Is it enough to improve answered KPI (currently 90%) to get it out of beta phase? (and keep other KPIs at "Excellent")
I don't think that we should try to improve that stat at the expense of other things. First, I don't think that 89.7% or whatever is too low. Second, I think that the unanswered questions that we have is a result of more of a lack of international experts. We have lots of people answering US questions but very few who can answer obscure questions about sub-Saharan Africa, Southeast Asia, or Latin America.
I actually think that having some unanswered questions is good. It means that if we do pick up an expert in a relevant area, there is a lot of room for that person to answer questions.
Note that the GameDev site had almost the opposite statistics. Most of its questions are answered and it has many answers per question but it would have fallen short on views, number of questions, and avid users. Yet it graduated. I suspect that "critical mass" is as much art as science.
What does a critical mass mean? Having excellent for all KPIs except for one (e.g. CodeReview site stats at the end of beta)?
In general, it means that they feel that the site has matured into a sustainable state.
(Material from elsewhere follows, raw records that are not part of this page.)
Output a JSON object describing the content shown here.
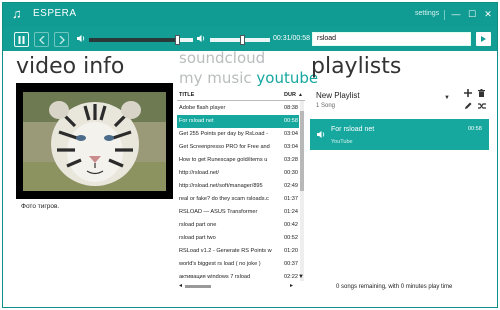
{
  "app": {
    "title": "ESPERA",
    "settings_label": "settings",
    "window_buttons": {
      "minimize": "—",
      "maximize": "☐",
      "close": "✕"
    }
  },
  "toolbar": {
    "time": "00:31/00:58",
    "search_value": "rsload",
    "volume_level": 0.85,
    "progress_level": 0.53
  },
  "video": {
    "heading": "video info",
    "description": "Фото тигров."
  },
  "tabs": {
    "soundcloud": "soundcloud",
    "mymusic": "my music",
    "youtube": "youtube"
  },
  "table": {
    "col_title": "TITLE",
    "col_duration": "DUR",
    "rows": [
      {
        "title": "Adobe flash player",
        "dur": "08:38",
        "selected": false
      },
      {
        "title": "For rsload net",
        "dur": "00:58",
        "selected": true
      },
      {
        "title": "Get 255 Points per day by RsLoad - ",
        "dur": "03:04",
        "selected": false
      },
      {
        "title": "Get Screenpresso PRO for Free and",
        "dur": "03:04",
        "selected": false
      },
      {
        "title": "How to get Runescape gold/items u",
        "dur": "03:28",
        "selected": false
      },
      {
        "title": "http://rsload.net/",
        "dur": "00:30",
        "selected": false
      },
      {
        "title": "http://rsload.net/soft/manager/895",
        "dur": "02:49",
        "selected": false
      },
      {
        "title": "real or fake? do they scam rsloads.c",
        "dur": "01:37",
        "selected": false
      },
      {
        "title": "RSLOAD — ASUS Transformer",
        "dur": "01:24",
        "selected": false
      },
      {
        "title": "rsload part one",
        "dur": "00:42",
        "selected": false
      },
      {
        "title": "rsload part two",
        "dur": "00:52",
        "selected": false
      },
      {
        "title": "RSLoad v1.2 - Generate RS Points w",
        "dur": "01:20",
        "selected": false
      },
      {
        "title": "world's biggest rs load ( no joke )",
        "dur": "00:37",
        "selected": false
      },
      {
        "title": "активация windows 7 rsload",
        "dur": "02:22",
        "selected": false
      }
    ]
  },
  "playlists": {
    "heading": "playlists",
    "name": "New Playlist",
    "count": "1 Song",
    "items": [
      {
        "title": "For rsload net",
        "source": "YouTube",
        "duration": "00:58"
      }
    ],
    "remaining": "0 songs remaining, with 0 minutes play time"
  },
  "colors": {
    "accent": "#16a89f",
    "titlebar": "#119c93"
  }
}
I don't think that either of the answered stats is the real problem for this site. The larger problem is that for several years, the site wasn't meeting the views and questions standards. Because this site is heavily related to the news, one worry is that when the news dies down, so does the site. The site was much slower before the presidential election, even years after starting.
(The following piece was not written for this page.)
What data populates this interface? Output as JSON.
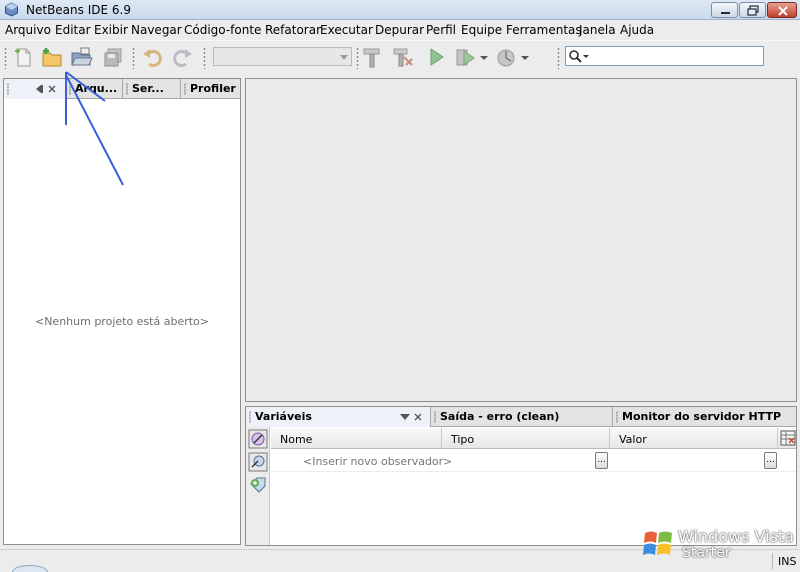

Just looking at those stats, there is a solid argument for allowing the site to graduate. The greater question is if the stats are maintainable. A year from now, Trump's every action won't be new anymore. The basic thrusts of his legislation will have been established. If he pauses travel from a country, there will be a well worn judicial precedent to determine what happens.
The current changes are newsworthy and politics worthy. When the administration moves into a more steady state, will they still be? Will the issues of the midterm elections drive questions the same way?
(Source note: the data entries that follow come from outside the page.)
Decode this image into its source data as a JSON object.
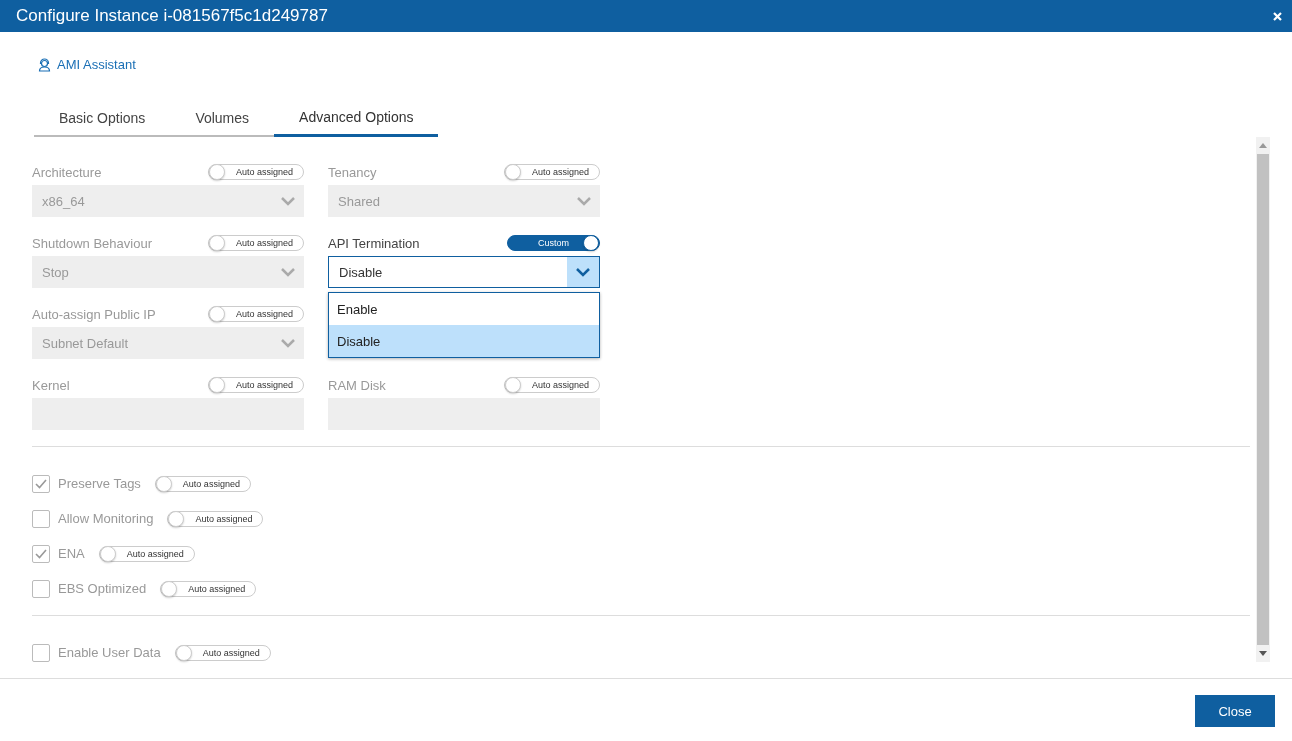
{
  "window": {
    "title": "Configure Instance i-081567f5c1d249787"
  },
  "assistant_link": "AMI Assistant",
  "tabs": [
    {
      "label": "Basic Options",
      "selected": false
    },
    {
      "label": "Volumes",
      "selected": false
    },
    {
      "label": "Advanced Options",
      "selected": true
    }
  ],
  "field_rows": [
    [
      {
        "label": "Architecture",
        "toggle": {
          "label": "Auto assigned",
          "on": false
        },
        "kind": "select",
        "value": "x86_64",
        "disabled": true
      },
      {
        "label": "Tenancy",
        "toggle": {
          "label": "Auto assigned",
          "on": false
        },
        "kind": "select",
        "value": "Shared",
        "disabled": true
      }
    ],
    [
      {
        "label": "Shutdown Behaviour",
        "toggle": {
          "label": "Auto assigned",
          "on": false
        },
        "kind": "select",
        "value": "Stop",
        "disabled": true
      },
      {
        "label": "API Termination",
        "toggle": {
          "label": "Custom",
          "on": true
        },
        "kind": "select",
        "value": "Disable",
        "disabled": false,
        "open": true,
        "options": [
          {
            "label": "Enable",
            "selected": false
          },
          {
            "label": "Disable",
            "selected": true
          }
        ]
      }
    ],
    [
      {
        "label": "Auto-assign Public IP",
        "toggle": {
          "label": "Auto assigned",
          "on": false
        },
        "kind": "select",
        "value": "Subnet Default",
        "disabled": true
      }
    ],
    [
      {
        "label": "Kernel",
        "toggle": {
          "label": "Auto assigned",
          "on": false
        },
        "kind": "text",
        "disabled": true
      },
      {
        "label": "RAM Disk",
        "toggle": {
          "label": "Auto assigned",
          "on": false
        },
        "kind": "text",
        "disabled": true
      }
    ]
  ],
  "checks": [
    {
      "label": "Preserve Tags",
      "checked": true,
      "toggle": {
        "label": "Auto assigned",
        "on": false
      }
    },
    {
      "label": "Allow Monitoring",
      "checked": false,
      "toggle": {
        "label": "Auto assigned",
        "on": false
      }
    },
    {
      "label": "ENA",
      "checked": true,
      "toggle": {
        "label": "Auto assigned",
        "on": false
      }
    },
    {
      "label": "EBS Optimized",
      "checked": false,
      "toggle": {
        "label": "Auto assigned",
        "on": false
      }
    }
  ],
  "user_data": {
    "label": "Enable User Data",
    "checked": false,
    "toggle": {
      "label": "Auto assigned",
      "on": false
    }
  },
  "buttons": [
    "Close"
  ]
}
Will other countries step in and provide question fodder at the same rate as the United States does? A site that answers questions regarding a variety of countries would be more stable than one that concentrates purely on the United States.
Will we be able to get back to the more theoretical parts of the site? E.g. talking about the Condorcet criterion and other voting measures. That is less news dependent, but it also seems to have been lower volume.
I think that there is more risk about graduating the site early than leaving it in beta. The public beta allows for more participation than a graduated site has. Many who currently have privileges would lose them on graduation. Graduation does give a site redesign, but I don't know that the generic beta design is hurting the site.
Graduation is certainly a site milestone, but I don't know how much it matters. Particularly with an older site like this. I don't know that there are many who might participate if only the site were graduated.
If they graduate it, great! If not, that can always change.